In 2017, the hot spring was drilled up to depth of 940 m in Taketomi Island. The cuttings with muddy water were sampled every 10 m. The thin sections were prepared from cuttings to be observed using polarization microscope, and the chemical compositions of grains were analyzed by SEM-EDX. The ground samples were analyzed for mineral and chemical compositions by XRD and EDX. The clay minerals gathered by levitation were measured for half-value width of illite using XRD. He and CO2 contained in samples that were crashed in vacuum were measured for isotope ratios by mass spectrometer. Calcite and dolomite collected from the cuttings were measured for the carbon and oxygen isotope ratios by mass spectrometer.
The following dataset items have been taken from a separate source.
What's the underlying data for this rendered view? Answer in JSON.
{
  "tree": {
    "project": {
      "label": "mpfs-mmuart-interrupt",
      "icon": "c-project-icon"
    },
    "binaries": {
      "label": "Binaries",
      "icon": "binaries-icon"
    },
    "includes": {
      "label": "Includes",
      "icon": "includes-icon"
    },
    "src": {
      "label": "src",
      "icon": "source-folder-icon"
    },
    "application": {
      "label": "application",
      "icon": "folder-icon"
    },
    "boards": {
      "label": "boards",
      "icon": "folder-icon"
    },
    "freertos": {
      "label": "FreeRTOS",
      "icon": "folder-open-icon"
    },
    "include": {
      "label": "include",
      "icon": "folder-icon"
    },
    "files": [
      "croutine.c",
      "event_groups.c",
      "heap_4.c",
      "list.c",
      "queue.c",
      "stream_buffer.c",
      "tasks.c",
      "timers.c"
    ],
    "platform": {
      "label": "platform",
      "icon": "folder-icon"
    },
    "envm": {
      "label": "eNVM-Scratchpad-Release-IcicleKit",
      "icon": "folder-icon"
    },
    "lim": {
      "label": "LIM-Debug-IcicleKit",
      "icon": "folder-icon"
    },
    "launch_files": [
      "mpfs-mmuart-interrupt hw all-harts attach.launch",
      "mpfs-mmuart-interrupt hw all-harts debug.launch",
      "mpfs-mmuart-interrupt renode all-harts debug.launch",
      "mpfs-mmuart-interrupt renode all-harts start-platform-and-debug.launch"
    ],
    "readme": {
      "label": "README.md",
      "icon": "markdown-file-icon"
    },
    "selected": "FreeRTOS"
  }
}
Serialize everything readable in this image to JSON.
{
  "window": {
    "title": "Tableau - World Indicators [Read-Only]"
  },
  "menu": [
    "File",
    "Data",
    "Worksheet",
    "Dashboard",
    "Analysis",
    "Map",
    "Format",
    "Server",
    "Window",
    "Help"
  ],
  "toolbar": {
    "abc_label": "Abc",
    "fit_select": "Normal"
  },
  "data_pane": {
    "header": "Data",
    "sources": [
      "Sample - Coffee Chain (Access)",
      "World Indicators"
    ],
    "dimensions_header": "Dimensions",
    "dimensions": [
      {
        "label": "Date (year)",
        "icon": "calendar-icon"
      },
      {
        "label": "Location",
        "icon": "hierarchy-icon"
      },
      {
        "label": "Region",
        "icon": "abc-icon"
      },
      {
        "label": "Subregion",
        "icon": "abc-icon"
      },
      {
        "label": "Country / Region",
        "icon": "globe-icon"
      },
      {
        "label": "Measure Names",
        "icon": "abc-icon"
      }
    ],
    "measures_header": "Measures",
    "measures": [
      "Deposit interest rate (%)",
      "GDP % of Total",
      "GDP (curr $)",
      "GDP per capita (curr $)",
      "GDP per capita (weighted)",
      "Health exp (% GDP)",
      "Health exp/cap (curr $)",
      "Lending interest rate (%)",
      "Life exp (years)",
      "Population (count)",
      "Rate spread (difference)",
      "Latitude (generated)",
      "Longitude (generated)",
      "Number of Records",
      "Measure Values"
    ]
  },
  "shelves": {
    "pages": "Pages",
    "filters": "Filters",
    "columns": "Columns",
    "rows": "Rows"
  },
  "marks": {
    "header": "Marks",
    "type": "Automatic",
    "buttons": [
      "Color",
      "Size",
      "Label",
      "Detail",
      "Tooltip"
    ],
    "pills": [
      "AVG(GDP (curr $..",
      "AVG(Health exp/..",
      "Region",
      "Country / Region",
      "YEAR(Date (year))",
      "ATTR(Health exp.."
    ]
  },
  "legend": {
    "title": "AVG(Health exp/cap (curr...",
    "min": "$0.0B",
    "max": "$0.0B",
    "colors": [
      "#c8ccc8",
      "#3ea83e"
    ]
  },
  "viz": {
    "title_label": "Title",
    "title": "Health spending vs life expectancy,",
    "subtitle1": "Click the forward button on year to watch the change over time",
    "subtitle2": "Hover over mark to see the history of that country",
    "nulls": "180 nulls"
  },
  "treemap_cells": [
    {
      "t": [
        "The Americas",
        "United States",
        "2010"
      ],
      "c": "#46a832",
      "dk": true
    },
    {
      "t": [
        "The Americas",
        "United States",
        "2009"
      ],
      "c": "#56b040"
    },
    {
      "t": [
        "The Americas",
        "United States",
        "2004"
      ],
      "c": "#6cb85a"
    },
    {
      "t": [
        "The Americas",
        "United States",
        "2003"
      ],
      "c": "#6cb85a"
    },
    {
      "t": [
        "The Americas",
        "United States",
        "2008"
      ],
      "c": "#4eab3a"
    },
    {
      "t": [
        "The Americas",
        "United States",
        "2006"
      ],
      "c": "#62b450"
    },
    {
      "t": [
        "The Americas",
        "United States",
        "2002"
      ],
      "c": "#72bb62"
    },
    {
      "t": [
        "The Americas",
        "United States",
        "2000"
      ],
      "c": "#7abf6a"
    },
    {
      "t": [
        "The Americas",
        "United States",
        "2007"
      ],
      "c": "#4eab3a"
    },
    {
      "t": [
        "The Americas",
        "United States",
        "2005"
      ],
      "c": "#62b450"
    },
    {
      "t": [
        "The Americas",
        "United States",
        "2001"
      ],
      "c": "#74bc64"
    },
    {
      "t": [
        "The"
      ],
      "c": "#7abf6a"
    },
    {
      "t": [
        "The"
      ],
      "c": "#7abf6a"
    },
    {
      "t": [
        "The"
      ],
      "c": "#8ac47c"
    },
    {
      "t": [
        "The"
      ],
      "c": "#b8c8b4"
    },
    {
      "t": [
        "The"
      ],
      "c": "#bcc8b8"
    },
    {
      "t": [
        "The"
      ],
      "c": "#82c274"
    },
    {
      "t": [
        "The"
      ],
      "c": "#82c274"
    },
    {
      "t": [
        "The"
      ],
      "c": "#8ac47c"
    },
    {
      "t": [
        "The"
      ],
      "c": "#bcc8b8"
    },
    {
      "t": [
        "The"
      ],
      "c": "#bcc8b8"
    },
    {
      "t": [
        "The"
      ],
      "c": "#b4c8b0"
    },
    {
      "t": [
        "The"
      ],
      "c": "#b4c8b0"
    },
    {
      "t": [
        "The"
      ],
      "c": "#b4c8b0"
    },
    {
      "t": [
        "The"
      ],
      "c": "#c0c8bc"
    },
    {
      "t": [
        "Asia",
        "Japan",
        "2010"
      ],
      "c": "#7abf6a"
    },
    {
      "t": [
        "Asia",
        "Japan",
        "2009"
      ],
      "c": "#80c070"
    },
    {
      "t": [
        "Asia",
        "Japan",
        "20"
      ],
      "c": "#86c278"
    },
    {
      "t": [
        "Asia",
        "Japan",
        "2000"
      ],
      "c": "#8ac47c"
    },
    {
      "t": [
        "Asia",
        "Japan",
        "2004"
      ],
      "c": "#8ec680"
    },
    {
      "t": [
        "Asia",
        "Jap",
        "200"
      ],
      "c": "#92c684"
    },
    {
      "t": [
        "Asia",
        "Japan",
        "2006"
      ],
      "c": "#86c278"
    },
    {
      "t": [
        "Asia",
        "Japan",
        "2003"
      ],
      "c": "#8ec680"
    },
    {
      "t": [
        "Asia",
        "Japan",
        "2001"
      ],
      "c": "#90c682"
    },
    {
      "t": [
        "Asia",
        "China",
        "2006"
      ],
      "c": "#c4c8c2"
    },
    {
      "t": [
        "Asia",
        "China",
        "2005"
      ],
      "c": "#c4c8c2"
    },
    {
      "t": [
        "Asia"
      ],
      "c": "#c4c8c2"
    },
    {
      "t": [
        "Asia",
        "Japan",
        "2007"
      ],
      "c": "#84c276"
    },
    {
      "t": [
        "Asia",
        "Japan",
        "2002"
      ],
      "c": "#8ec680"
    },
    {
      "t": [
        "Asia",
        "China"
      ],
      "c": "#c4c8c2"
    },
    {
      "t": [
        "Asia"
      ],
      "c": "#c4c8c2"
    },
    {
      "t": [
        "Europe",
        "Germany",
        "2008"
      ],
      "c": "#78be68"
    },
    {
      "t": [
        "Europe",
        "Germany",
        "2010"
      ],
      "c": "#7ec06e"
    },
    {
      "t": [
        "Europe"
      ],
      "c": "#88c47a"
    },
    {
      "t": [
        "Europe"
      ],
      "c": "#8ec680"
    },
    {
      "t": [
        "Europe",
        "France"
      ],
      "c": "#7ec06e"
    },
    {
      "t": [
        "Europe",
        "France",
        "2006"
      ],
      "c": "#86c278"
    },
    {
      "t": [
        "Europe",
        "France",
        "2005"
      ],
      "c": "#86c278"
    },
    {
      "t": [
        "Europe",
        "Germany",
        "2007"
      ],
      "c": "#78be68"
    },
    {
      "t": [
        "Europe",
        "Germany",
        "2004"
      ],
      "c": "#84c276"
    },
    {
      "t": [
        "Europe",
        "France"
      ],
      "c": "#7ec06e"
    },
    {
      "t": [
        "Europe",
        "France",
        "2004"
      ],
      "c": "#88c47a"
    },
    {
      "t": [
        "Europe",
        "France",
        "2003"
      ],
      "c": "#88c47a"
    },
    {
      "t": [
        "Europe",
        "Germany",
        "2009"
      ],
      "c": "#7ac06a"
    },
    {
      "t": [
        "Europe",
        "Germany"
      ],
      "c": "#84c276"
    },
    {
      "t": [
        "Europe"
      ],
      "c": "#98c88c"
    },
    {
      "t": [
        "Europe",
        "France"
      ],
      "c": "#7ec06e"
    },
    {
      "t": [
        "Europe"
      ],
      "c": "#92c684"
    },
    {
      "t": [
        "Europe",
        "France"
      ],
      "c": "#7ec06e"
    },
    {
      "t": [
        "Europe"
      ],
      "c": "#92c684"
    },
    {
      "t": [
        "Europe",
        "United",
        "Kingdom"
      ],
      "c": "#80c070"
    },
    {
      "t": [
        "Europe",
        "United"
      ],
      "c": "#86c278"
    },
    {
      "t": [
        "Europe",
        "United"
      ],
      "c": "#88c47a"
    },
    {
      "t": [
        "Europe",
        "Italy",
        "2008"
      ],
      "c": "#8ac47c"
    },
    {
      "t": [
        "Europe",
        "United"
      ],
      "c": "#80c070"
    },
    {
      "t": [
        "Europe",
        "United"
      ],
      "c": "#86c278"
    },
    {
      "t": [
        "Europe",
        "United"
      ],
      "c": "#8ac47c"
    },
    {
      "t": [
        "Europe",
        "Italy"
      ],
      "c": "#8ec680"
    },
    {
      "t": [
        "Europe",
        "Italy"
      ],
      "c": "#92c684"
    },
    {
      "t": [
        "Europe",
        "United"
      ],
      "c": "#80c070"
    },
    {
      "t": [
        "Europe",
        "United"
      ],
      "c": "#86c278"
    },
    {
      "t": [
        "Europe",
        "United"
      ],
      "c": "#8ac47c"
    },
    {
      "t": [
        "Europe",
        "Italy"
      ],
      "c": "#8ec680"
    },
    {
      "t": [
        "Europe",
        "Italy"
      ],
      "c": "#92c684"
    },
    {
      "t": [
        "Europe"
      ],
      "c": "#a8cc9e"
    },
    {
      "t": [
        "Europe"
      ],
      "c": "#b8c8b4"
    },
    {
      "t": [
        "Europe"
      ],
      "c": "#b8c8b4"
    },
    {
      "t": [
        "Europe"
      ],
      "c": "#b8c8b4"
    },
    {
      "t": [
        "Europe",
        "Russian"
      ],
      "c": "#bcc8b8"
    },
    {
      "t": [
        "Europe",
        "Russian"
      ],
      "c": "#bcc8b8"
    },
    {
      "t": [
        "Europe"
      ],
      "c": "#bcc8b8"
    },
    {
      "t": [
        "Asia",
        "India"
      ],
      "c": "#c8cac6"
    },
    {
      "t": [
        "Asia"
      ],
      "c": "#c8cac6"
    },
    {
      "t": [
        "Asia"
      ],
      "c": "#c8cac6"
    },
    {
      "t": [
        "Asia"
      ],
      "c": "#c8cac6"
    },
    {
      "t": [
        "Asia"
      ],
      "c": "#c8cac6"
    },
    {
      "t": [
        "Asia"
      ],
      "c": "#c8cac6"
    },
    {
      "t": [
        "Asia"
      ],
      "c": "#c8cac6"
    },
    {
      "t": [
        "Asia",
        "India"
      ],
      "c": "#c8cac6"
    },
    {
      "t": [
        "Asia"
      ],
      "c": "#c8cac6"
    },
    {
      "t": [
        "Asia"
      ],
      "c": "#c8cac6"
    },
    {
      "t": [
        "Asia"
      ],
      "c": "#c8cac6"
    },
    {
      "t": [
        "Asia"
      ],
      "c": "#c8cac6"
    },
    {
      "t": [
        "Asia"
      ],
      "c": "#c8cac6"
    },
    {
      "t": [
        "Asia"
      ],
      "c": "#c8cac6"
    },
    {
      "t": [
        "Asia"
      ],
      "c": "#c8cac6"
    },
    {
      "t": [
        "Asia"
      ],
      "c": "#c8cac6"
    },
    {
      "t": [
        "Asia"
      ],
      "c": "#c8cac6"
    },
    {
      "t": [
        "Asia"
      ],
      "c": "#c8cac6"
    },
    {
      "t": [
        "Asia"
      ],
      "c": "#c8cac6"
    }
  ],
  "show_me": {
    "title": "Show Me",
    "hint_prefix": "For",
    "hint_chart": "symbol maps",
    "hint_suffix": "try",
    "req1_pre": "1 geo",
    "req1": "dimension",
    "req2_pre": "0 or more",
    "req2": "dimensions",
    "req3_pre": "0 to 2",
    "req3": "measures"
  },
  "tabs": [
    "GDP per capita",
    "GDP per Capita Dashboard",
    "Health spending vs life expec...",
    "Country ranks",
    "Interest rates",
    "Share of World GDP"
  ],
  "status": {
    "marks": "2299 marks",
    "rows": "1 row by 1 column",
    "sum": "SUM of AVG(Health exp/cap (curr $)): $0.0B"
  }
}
The vitrinite in the cuttings was separated by a heavy liquid, and the reflectance was measured by a reflecting microscope.



In the microscopy, the stratum was roughly divided two formations; cryptocrystalline quartz layer and sand stone layer. Carbonaceous materials were observed in most of the stratum. Dolomite was limitedly observed in the vicinity of 800 m. In the XRD analysis, Quartz was detected at all depth. Calcite was detected at shallower depth than 30 m, and dolomite was detected only around 800 m. As a result of the EDX analysis, silicon was the most dominant in all layers, and especially, it was contained around 0-100 m, 300 m and around 900 m over 80%. There was a layer that contained much calcium. Around 0-30 m, 400-500 m and around 800 m, calcite was contained 15 % or more. The half-value width of illite was large, 0.8 Δ°2θ, in only 10 m surface, and as low as 0.2 to 0.4 Δ°2θ below 50 m. Vitrinite reflectance was around 5% in the whole layer, close to measurement limit. The helium content was 10-14-10-11 mol per 1g of cuttings, and tended to increase with increasing depth. The highest content was detected at 800 m depth. The helium isotope ratio(3He/4He)have value of 0.4-3.6 times that of atmosphere, and tended to increase with increasing depth. Particularly, it was higher at 100 m, 300-400 m and 700-800 m. The CO2 content per gram of cuttings, was in the range of 10-8-10-6 mol in most layers, but it showed higher values at 400 m and 800 m depth. the water tended to decrease with increasing depth, and showed especially high values at 400 m and 900 m. The carbon isotope ratio (δ13C) of calcite was -4.7‰VPDB, and the oxygen isotope ratio (δ18O) is -16.3‰VPDB. The δ13C value of dolomite was -1‰VPDB, and the δ18O value was -10.9‰VPDB. The δ13C value of CO2 from cuttings at 800 m was -7.3‰VPDB, which contained sufficiently amount of carbon to measure carbon isotope ratio.